Enhancing Land Cover Mapping with ThinkingEarth’s Self-Learning Techniques

News Item
30 January 2025

Mapping land cover is important for tracking environmental changes, managing natural resources, and making decisions about cities, farms, and climate. Traditional methods need a lot of manual work and labelled data, which can be slow and costly. ThinkingEarth's  self-supervised learning (SSL) technique can offer a better way to map land cover accurately and efficiently, using large amounts of unlabelled satellite data.
Mapping land cover is important for tracking environmental changes, managing natural resources, and making decisions about cities, farms, and climate. Traditional methods need a lot of manual work and labelled data, which can be slow and costly. ThinkingEarth's self-supervised learning (SSL) technique can offer a better way to map land cover accurately and efficiently, using large amounts of unlabelled satellite data.

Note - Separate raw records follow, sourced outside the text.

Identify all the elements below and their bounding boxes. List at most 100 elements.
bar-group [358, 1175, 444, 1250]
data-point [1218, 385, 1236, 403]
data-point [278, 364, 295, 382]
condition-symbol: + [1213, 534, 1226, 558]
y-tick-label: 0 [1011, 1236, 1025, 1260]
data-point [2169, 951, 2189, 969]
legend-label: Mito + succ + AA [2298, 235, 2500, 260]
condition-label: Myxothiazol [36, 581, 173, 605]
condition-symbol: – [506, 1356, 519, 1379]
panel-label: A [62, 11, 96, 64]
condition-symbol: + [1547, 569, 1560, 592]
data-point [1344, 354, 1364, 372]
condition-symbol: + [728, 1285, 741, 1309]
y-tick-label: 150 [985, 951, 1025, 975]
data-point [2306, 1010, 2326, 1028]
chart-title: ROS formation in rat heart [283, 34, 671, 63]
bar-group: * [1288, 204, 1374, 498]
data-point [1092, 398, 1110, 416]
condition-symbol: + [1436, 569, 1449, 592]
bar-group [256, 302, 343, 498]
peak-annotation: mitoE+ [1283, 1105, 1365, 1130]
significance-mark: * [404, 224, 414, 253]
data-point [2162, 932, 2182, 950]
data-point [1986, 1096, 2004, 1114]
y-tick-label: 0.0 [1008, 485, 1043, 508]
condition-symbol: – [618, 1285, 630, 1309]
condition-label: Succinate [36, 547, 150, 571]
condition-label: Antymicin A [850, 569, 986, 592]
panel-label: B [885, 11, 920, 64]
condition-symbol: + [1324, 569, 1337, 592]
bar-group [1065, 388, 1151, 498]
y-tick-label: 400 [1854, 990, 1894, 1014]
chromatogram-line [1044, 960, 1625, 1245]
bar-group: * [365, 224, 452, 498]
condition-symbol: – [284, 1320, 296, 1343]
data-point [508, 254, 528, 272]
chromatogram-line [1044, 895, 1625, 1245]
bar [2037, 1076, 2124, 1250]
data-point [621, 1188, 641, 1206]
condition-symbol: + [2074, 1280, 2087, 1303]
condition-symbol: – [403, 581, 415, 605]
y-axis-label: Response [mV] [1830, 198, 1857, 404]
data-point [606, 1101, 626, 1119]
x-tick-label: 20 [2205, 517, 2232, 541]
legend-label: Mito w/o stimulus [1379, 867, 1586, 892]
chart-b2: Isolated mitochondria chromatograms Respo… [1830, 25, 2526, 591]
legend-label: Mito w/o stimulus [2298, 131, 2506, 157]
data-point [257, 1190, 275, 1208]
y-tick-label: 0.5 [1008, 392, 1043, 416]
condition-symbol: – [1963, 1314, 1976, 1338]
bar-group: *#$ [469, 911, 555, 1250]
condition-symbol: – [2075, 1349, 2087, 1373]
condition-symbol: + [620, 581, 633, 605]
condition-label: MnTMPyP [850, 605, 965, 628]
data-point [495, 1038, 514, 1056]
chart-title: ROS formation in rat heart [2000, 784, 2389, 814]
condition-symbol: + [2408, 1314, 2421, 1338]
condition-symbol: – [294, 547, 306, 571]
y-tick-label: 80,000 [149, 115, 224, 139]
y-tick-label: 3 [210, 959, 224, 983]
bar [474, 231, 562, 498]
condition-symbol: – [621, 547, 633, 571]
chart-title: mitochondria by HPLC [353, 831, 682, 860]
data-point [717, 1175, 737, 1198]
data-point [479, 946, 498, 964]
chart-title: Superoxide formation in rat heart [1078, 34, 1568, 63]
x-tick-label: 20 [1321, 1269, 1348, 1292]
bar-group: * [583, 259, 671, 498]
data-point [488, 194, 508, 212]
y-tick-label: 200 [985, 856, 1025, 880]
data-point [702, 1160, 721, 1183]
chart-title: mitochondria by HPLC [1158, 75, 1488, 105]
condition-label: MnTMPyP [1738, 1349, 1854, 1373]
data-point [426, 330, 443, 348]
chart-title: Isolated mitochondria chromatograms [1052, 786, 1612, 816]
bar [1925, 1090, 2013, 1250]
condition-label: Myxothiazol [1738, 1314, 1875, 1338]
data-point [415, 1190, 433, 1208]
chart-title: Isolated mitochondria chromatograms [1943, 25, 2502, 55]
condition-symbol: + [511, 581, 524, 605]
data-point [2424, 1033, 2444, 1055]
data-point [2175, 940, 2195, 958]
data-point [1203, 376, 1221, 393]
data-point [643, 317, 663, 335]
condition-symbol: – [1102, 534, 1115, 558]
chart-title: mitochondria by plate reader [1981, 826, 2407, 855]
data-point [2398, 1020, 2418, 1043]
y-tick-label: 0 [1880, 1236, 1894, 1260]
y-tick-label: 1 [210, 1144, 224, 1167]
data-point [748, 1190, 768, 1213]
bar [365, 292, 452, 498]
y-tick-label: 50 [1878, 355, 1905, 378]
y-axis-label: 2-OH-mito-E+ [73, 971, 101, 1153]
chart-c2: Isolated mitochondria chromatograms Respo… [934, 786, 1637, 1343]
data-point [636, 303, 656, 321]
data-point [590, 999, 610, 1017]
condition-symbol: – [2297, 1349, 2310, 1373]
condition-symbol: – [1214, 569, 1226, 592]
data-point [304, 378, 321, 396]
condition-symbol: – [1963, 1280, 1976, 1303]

How Self-Supervised Learning Helps with Remote Sensing

Self-supervised learning is a method where the system teaches itself by creating its own labels from unlabelled data. This helps models learn useful information without needing a lot of human input. In remote sensing, SSL helps in these ways:

  1. Finding Important Features: ThinkingEarth’s SSL technique pull out key details from satellite images, such as colours, shapes, and patterns, that might be missed by traditional methods.
  2. Less Need for Manual Labels: SSL reduces the need for large, labelled datasets, saving time and money. This makes it easier to map land cover in places where labelled data is hard to get.
  3. Stronger Models: SSL helps models work well even with data from different types of satellites and locations, making them reliable in various conditions.

Developing the First Copernicus Foundation Models

ThinkingEarth is working on creating the first Copernicus Foundation Models. This involves using self-supervised learning techniques specifically designed for Copernicus Sentinel datasets, including Sentinel-1, Sentinel-2, and Sentinel-3. The focus will be on improving contrastive learning and masked image modelling, which will help compress data effectively without losing important details.

Our approach aims to combine self-supervised data from different Sentinel sources to retain valuable information while balancing the strengths of each data type. We also plan to enhance the ability of deep learning models to perform well across different regions and time periods. This will be achieved by combining self-supervised learning machine learning, among other techniques, ensuring models stay accurate as new data becomes available.

Where This Technology is Useful

ThinkingEarth’s SSL-enhanced mapping can be used in many areas:

  • Environmental Tracking: Better detection of deforestation, urban growth, and wetland changes.
  • Farming: Improved crop monitoring and management.
  • Disaster Response: Quick and accurate mapping of areas affected by floods, fires, and storms.

Conclusion

ThinkingEarth’s self-supervised learning methods are changing how we map land cover. By using unlabelled data properly, mapping can be made faster, cheaper, and more accurate. This technology helps us better understand and protect our environment, now and in the future.